The Grief Keeper
- First edition
- Author: Alexandra Villasante
- Language: English
- Genre: Young adult novel, science fiction
- Publisher: Putnam
- Publication date: 2019
- Awards: Lambda Literary Award
- ISBN: 978-0-525-51402-2

= The Grief Keeper =

2019 novel by Alexandra Villasante

The Grief Keeper is a science fiction novel for young adults written by Alexandra Villasante. The book was published in 2019 by Putnam and received the Lambda Literary Award in the following year.
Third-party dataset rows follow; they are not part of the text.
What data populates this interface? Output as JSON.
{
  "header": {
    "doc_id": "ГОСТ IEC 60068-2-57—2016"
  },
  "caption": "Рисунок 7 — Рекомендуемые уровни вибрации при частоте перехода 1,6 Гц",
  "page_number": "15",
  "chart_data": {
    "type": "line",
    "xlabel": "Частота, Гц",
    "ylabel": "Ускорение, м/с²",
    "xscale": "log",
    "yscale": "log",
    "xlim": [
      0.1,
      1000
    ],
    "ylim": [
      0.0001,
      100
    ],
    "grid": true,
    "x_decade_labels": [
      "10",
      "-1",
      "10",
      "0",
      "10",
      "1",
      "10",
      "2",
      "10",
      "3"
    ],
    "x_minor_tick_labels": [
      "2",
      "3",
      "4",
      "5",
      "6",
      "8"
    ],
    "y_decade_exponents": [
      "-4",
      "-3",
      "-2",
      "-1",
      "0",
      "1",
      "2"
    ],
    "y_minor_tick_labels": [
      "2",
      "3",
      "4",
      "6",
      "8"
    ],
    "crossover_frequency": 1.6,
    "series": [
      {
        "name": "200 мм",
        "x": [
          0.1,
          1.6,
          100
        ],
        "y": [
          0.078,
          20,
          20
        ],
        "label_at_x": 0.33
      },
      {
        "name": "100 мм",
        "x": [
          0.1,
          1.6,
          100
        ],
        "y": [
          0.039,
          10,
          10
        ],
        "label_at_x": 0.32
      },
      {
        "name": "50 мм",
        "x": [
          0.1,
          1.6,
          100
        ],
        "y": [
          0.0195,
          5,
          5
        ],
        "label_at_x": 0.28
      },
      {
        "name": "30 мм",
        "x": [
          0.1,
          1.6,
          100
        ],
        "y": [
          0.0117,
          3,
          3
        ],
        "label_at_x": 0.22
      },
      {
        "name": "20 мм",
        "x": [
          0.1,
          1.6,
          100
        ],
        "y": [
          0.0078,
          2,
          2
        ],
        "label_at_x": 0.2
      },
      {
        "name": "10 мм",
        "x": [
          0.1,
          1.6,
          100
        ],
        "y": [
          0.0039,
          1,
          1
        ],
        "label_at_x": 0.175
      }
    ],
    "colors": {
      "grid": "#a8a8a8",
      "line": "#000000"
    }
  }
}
The book tells the story of two sisters from El Salvador, Marisol and Gabi, who flee from an immigrant detention center on the American border, with the older sister, Marisol, being forced to participate in an experimental procedure or risk being deported.

== Analysis ==
The English Journal wrote that this book was used in an AP class to familiarize high school students on gender identity, sexuality, and race.

== Reception ==
Villasante's debut novel received mixed reviews. Yvette Garcia, for The Booklist, praised the author's depiction of first love between the characters Marisol and Rey, but said "the final chapters feel disappointingly rushed". A review published in the School Library Journal called it a "hauntingly beautiful story" and also praised how the topics of lesbianism and immigration policies were "tastefully handled and woven into the story."

Kirkus Reviews highlighted the author's focus on social issues such as "anti-LGBTQ environment" and "internalized racism in immigrants", and how those are captured by Villasante's writing, but ended on a somewhat negative note, saying that "shifting the focus from loss and the complexities of immigration to the romantic relationship risks implying that relationships can remove grief."
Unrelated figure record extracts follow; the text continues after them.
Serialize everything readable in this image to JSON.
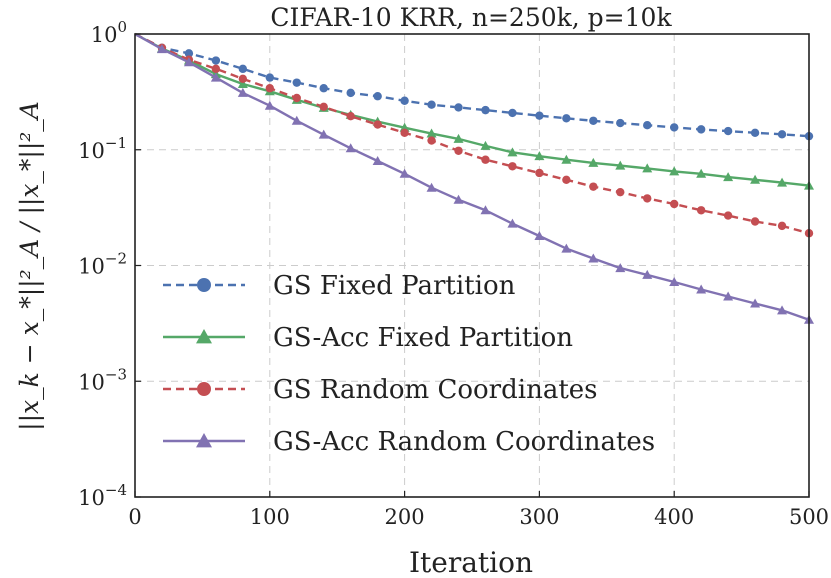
{
  "chart_data": {
    "type": "line",
    "title": "CIFAR-10 KRR, n=250k, p=10k",
    "xlabel": "Iteration",
    "ylabel": "||x_k − x_*||²_A / ||x_*||²_A",
    "xlim": [
      0,
      500
    ],
    "ylim_log10": [
      -4,
      0
    ],
    "yscale": "log",
    "grid": true,
    "legend_position": "lower-left",
    "x_ticks": [
      "0",
      "100",
      "200",
      "300",
      "400",
      "500"
    ],
    "y_ticks": [
      {
        "base": "10",
        "exp": "0",
        "value": 1
      },
      {
        "base": "10",
        "exp": "−1",
        "value": 0.1
      },
      {
        "base": "10",
        "exp": "−2",
        "value": 0.01
      },
      {
        "base": "10",
        "exp": "−3",
        "value": 0.001
      },
      {
        "base": "10",
        "exp": "−4",
        "value": 0.0001
      }
    ],
    "series": [
      {
        "name": "GS Fixed Partition",
        "color": "#4c72b0",
        "dashed": true,
        "marker": "circle",
        "x": [
          0,
          20,
          40,
          60,
          80,
          100,
          120,
          140,
          160,
          180,
          200,
          220,
          240,
          260,
          280,
          300,
          320,
          340,
          360,
          380,
          400,
          420,
          440,
          460,
          480,
          500
        ],
        "y": [
          1.0,
          0.76,
          0.68,
          0.59,
          0.5,
          0.42,
          0.38,
          0.34,
          0.31,
          0.29,
          0.265,
          0.245,
          0.232,
          0.22,
          0.208,
          0.197,
          0.187,
          0.178,
          0.17,
          0.163,
          0.156,
          0.15,
          0.145,
          0.14,
          0.136,
          0.131
        ]
      },
      {
        "name": "GS-Acc Fixed Partition",
        "color": "#55a868",
        "dashed": false,
        "marker": "triangle",
        "x": [
          0,
          20,
          40,
          60,
          80,
          100,
          120,
          140,
          160,
          180,
          200,
          220,
          240,
          260,
          280,
          300,
          320,
          340,
          360,
          380,
          400,
          420,
          440,
          460,
          480,
          500
        ],
        "y": [
          1.0,
          0.75,
          0.59,
          0.45,
          0.37,
          0.32,
          0.27,
          0.23,
          0.2,
          0.175,
          0.155,
          0.138,
          0.124,
          0.108,
          0.095,
          0.088,
          0.082,
          0.077,
          0.073,
          0.069,
          0.065,
          0.062,
          0.058,
          0.055,
          0.052,
          0.049
        ]
      },
      {
        "name": "GS Random Coordinates",
        "color": "#c44e52",
        "dashed": true,
        "marker": "circle",
        "x": [
          0,
          20,
          40,
          60,
          80,
          100,
          120,
          140,
          160,
          180,
          200,
          220,
          240,
          260,
          280,
          300,
          320,
          340,
          360,
          380,
          400,
          420,
          440,
          460,
          480,
          500
        ],
        "y": [
          1.0,
          0.76,
          0.6,
          0.5,
          0.41,
          0.34,
          0.28,
          0.235,
          0.195,
          0.165,
          0.14,
          0.12,
          0.098,
          0.082,
          0.072,
          0.063,
          0.055,
          0.048,
          0.043,
          0.038,
          0.034,
          0.03,
          0.027,
          0.024,
          0.022,
          0.019
        ]
      },
      {
        "name": "GS-Acc Random Coordinates",
        "color": "#8172b2",
        "dashed": false,
        "marker": "triangle",
        "x": [
          0,
          20,
          40,
          60,
          80,
          100,
          120,
          140,
          160,
          180,
          200,
          220,
          240,
          260,
          280,
          300,
          320,
          340,
          360,
          380,
          400,
          420,
          440,
          460,
          480,
          500
        ],
        "y": [
          1.0,
          0.74,
          0.57,
          0.42,
          0.31,
          0.24,
          0.178,
          0.135,
          0.103,
          0.08,
          0.062,
          0.047,
          0.037,
          0.03,
          0.023,
          0.018,
          0.014,
          0.0115,
          0.0095,
          0.0083,
          0.0072,
          0.0062,
          0.0054,
          0.0047,
          0.0041,
          0.0034
        ]
      }
    ]
  }
}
Writing for The Catholic Library World, Annette Fisher criticized the book for its portrayal of the main character, Marisol, calling it "uneven and confusing" due to conflicting personalities. Fisher also noted the various themes that play a part in the book, from sisterly love to wealth disparity, and said none of them are "fully explained or developed", and that "they remain vague and unsatisfying much like the book's ending."

The Grief Keeper won the Lambda Literary Award in 2020, in the Young Adult category.